Born In Flamez Break Down Their Bold ‘Impossible Love’ EP

Romcoms will never be the same 
Born in Flamez

"When I started working on Impossible Love," explains Born In Flamez, "I wanted to write a concept album—a 35-minute song with a very long narrative. These three-minute songs came out of me instead, one by one, and at one point, I gave in and scrapped the concept." 

That doesn't mean the wildly experimental 22-minute EP is devoid of deeply woven ideas now; quite the opposite, actually. Lyrics are lifted from far-too-familiar rom-com scripts, setting the stage for a striking examination of "queer love in the current political climate" and how "the constant pressure of hypercapitalism crescendos in an impotence of actual contact." 

Or to put it another way, does anyone really feel loved in the Tinder Age? Listen and learn in the exclusive feature below, which pairs a complete stream of Born In Flamez's new record with the stories behind their bold not-quite-pop songs....
I started writing "Fear Anger Love" in Mexico City last year. The first version of the sketch was called "Ambient Footwork." I had a couple of stems lying around from a writing session with the U.S. noise band HEALTH and was messing around with them. You can still hear a bit of that in the beginning of the track; it was a much more aggressive song at first. But back in Berlin, it became this warped kind of love song, where I improvised vocals against the beat. I really love it now because it encompasses so many different emotions at the same time.

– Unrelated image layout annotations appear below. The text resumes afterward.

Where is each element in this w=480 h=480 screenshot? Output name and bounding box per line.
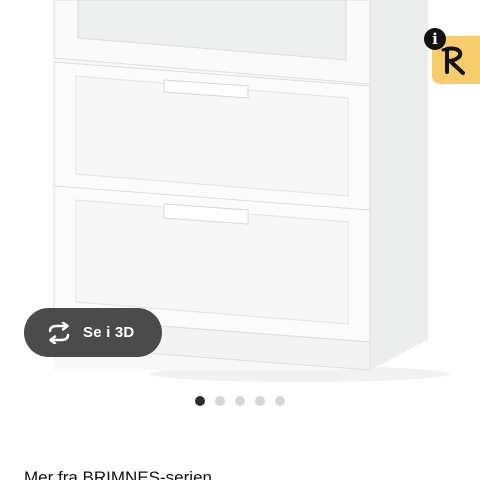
brand-badge[interactable]: i: [424, 28, 480, 86]
product-page: i Se i 3D Mer fra BRIMNES-serien: [0, 0, 480, 480]
carousel-dot[interactable]: [195, 396, 205, 406]
carousel-dot[interactable]: [275, 396, 285, 406]
rotate-3d-icon: [44, 321, 74, 345]
series-link[interactable]: Mer fra BRIMNES-serien: [24, 468, 212, 480]
carousel-dot[interactable]: [215, 396, 225, 406]
carousel-dot[interactable]: [235, 396, 245, 406]
carousel-dots: [195, 396, 285, 406]
view-3d-label: Se i 3D: [83, 324, 135, 341]
carousel-dot[interactable]: [255, 396, 265, 406]
view-3d-button[interactable]: Se i 3D: [24, 308, 162, 357]
info-icon[interactable]: i: [424, 28, 446, 50]
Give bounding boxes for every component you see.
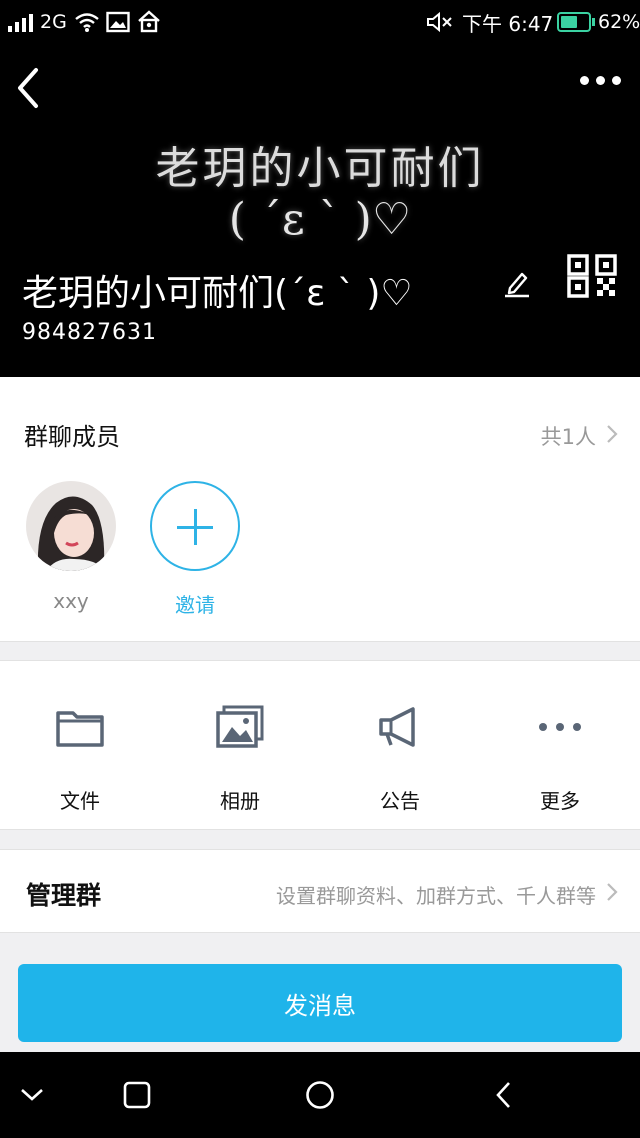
nav-collapse-button[interactable] [0,1052,72,1138]
member-name: xxy [53,589,89,613]
megaphone-icon [375,705,425,749]
status-time: 下午 6:47 [462,11,554,36]
header-banner-emoticon: ( ˊε ˋ )♡ [228,194,412,245]
wifi-icon [74,0,100,44]
status-bar: 2G 下午 6:47 62% [0,0,640,44]
member-avatar[interactable] [26,481,116,571]
tool-label: 公告 [380,789,420,813]
tool-label: 相册 [220,789,260,813]
image-notification-icon [106,0,130,44]
qr-code-icon[interactable] [567,254,619,298]
circle-icon [306,1081,334,1109]
nav-recents-button[interactable] [97,1052,177,1138]
folder-icon [55,705,105,749]
back-button[interactable] [14,66,44,110]
chevron-right-icon [606,882,618,902]
album-icon [215,705,265,749]
group-header: 老玥的小可耐们 ( ˊε ˋ )♡ 老玥的小可耐们(ˊε ˋ )♡ 984827… [0,44,640,377]
header-banner-title: 老玥的小可耐们 [155,143,485,194]
home-notification-icon [137,0,161,44]
group-id: 984827631 [22,320,157,345]
manage-group-title: 管理群 [26,881,102,910]
members-count[interactable]: 共1人 [541,421,596,451]
more-options-button[interactable] [580,76,621,85]
edit-icon[interactable] [502,268,532,298]
send-message-button[interactable]: 发消息 [18,964,622,1042]
group-name: 老玥的小可耐们(ˊε ˋ )♡ [22,273,413,314]
system-nav-bar [0,1052,640,1138]
chevron-right-icon[interactable] [606,424,618,444]
more-icon [535,705,585,749]
tool-more[interactable]: 更多 [480,661,640,831]
tool-label: 更多 [540,789,580,813]
network-type: 2G [40,11,67,33]
nav-home-button[interactable] [280,1052,360,1138]
battery-icon [557,0,595,44]
manage-group-description: 设置群聊资料、加群方式、千人群等 [276,884,596,908]
back-arrow-icon [496,1082,510,1108]
tool-album[interactable]: 相册 [160,661,320,831]
chevron-down-icon [21,1089,43,1101]
tool-announcement[interactable]: 公告 [320,661,480,831]
group-tools-grid: 文件 相册 公告 更多 [0,660,640,830]
signal-strength-icon [8,0,33,44]
mute-icon [426,0,454,44]
invite-label[interactable]: 邀请 [150,589,240,618]
group-members-section: 群聊成员 共1人 xxy 邀请 [0,377,640,642]
tool-label: 文件 [60,789,100,813]
nav-back-button[interactable] [463,1052,543,1138]
tool-file[interactable]: 文件 [0,661,160,831]
battery-percentage: 62% [598,11,640,33]
invite-button[interactable] [150,481,240,571]
members-title: 群聊成员 [24,423,120,451]
square-icon [123,1081,151,1109]
manage-group-row[interactable]: 管理群 设置群聊资料、加群方式、千人群等 [0,849,640,933]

"Talking to the White Noise" is a phrase I borrowed from the book The New Fuck You: Adventures in Lesbian Reading. It was meant as an instrumental at first, but I started humming this melody after listening to a Frank Ocean song and it came out with this monumental stalker phrase. I've had so many people telling me they were the right one for me and how long they should wait until I realized. WTF! It is peculiar how love for some people can be about only themselves.

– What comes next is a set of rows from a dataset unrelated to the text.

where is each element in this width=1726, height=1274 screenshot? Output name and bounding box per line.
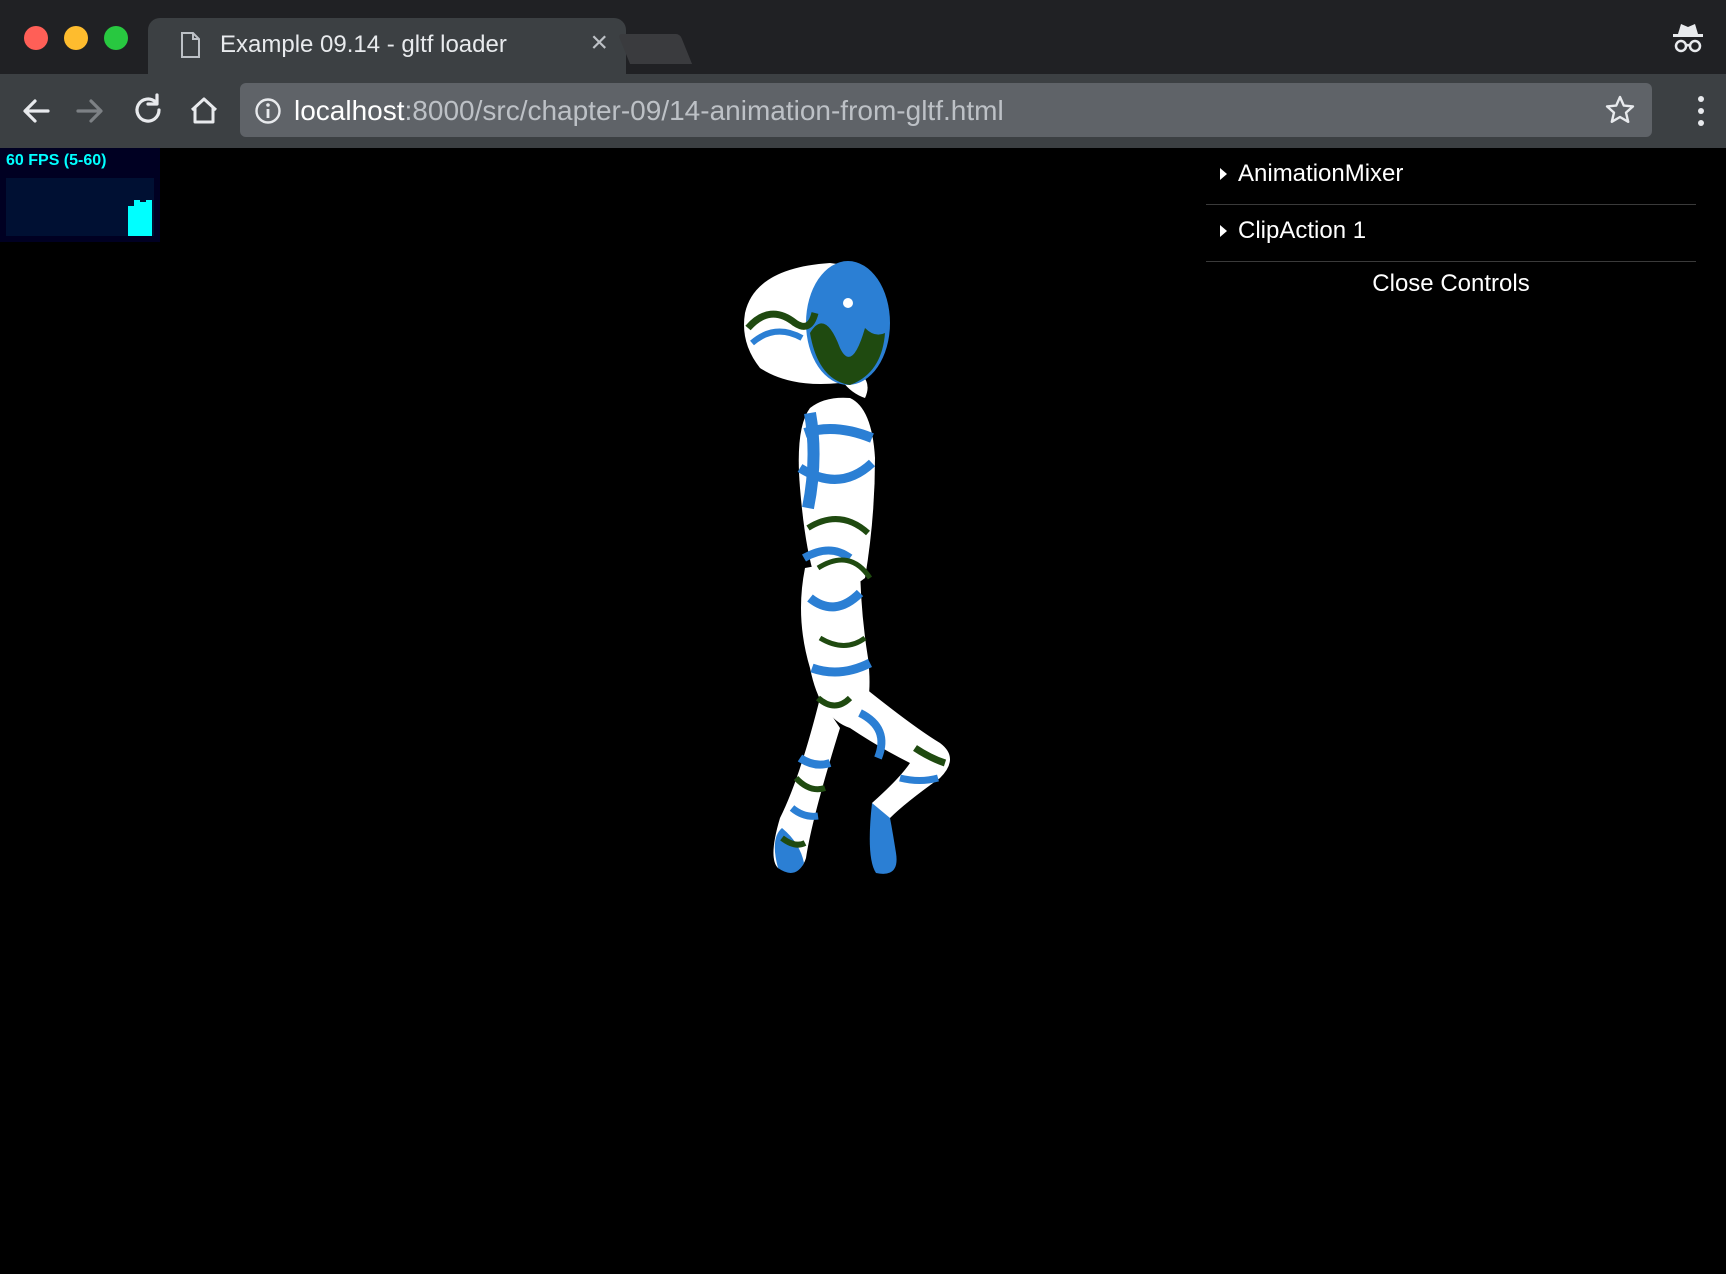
back-arrow-icon[interactable] [16, 91, 56, 131]
fps-readout: 60 FPS (5-60) [6, 152, 107, 169]
incognito-icon [1673, 24, 1703, 53]
url-text: localhost:8000/src/chapter-09/14-animati… [294, 95, 1004, 127]
new-tab-button[interactable] [617, 34, 693, 64]
gui-folder-clip-action[interactable]: ClipAction 1 [1206, 205, 1696, 262]
gui-folder-label: AnimationMixer [1238, 160, 1404, 187]
browser-title-bar: Example 09.14 - gltf loader × [0, 0, 1726, 74]
tab-close-icon[interactable]: × [590, 28, 608, 58]
caret-right-icon [1220, 168, 1227, 180]
reload-icon[interactable] [128, 91, 168, 131]
browser-tab[interactable]: Example 09.14 - gltf loader × [148, 18, 626, 74]
url-host: localhost [294, 95, 405, 126]
info-icon[interactable] [254, 97, 282, 125]
browser-toolbar: localhost:8000/src/chapter-09/14-animati… [0, 74, 1726, 148]
caret-right-icon [1220, 225, 1227, 237]
minimize-window-button[interactable] [64, 26, 88, 50]
close-controls-button[interactable]: Close Controls [1206, 262, 1696, 306]
webgl-canvas[interactable]: 60 FPS (5-60) AnimationMixer ClipAction … [0, 148, 1726, 1274]
fps-stats-panel[interactable]: 60 FPS (5-60) [0, 148, 160, 242]
forward-arrow-icon[interactable] [70, 91, 110, 131]
fps-graph [6, 178, 154, 236]
animated-character-model [744, 261, 950, 874]
tab-title: Example 09.14 - gltf loader [220, 31, 507, 58]
address-bar[interactable]: localhost:8000/src/chapter-09/14-animati… [240, 83, 1652, 137]
home-icon[interactable] [184, 91, 224, 131]
three-dots-menu-icon[interactable] [1696, 92, 1706, 130]
url-path: :8000/src/chapter-09/14-animation-from-g… [404, 95, 1004, 126]
gui-controls-panel: AnimationMixer ClipAction 1 Close Contro… [1206, 148, 1696, 306]
gui-folder-label: ClipAction 1 [1238, 217, 1367, 244]
close-window-button[interactable] [24, 26, 48, 50]
page-icon [181, 32, 200, 58]
fps-graph-bar [146, 200, 152, 236]
maximize-window-button[interactable] [104, 26, 128, 50]
star-icon[interactable] [1604, 94, 1636, 126]
gui-folder-animation-mixer[interactable]: AnimationMixer [1206, 148, 1696, 205]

I worked on "Binary Beast" for over a year. I wanted to combine something melodic with this really hard beat I had made. Not to show off a dichotomy, but rather to emphasize how a lot of differences/oppositions can coexist within the same song and/or being. I had been talking to Grasps a long time about a collab, so I sent him this song and he completed it in no time. I love how it turned out—exactly how I heard it in my head.
Born in Flamez
"Imperfect Core" came out of an improv session on my new keyboard. I recorded the whole thing in one take. I don't think I've ever finished a song that fast before. I think it sounds like how I feel like most of the time—self-conscious of my flaws way too much, but still going.

"Body 2 Mind" also had a million different shapes. I started it on a train ride, when I was improvising with rhythmic breaks. I wanted to combine unexpected rhythmic textures into smth where you dont feel them. It comes across like a pop song, but it's actually really intricate. It’s a technique I had already worked with on "50 Down" and am also using in "Riding the Ravine." It’s about that moment during sex when you kind of wake [up] and become self-conscious and awkward for a moment, realizing how most of what happens is in your head... but if you actually start thinking it ruins it all.
The structure for "Symphony of Tinder Hacks" was smth I had started for "One Eye Blind," my contribution to the Uniti compilation Reclaiming the Void. I love working with lots of changes, and my fave part here is how the symphonic choir arrangements make way for that unnerving siren and then that super generic trance line just leads you into nowhere. It’s a reflection on all the awkward products of dating today.

"Riding the Ravine" started as a remix for a track by my friend Avbvrn. I had wanted to use a 3/4 beat, (bc it's such a weird, and kind of silly-sounding, rhythmic pattern) and place it in a grid of 4/4 melodies for a bit of time. It worked out perfectly with Ian's little harp melody as a starting point. The track is another example of the kind of polyrhythmic textures I like to use—creating something rather offsetting, but most of the time very narrative. It could also have been called "Commitment"—smth that seems simple but is as intricate as loving oneself.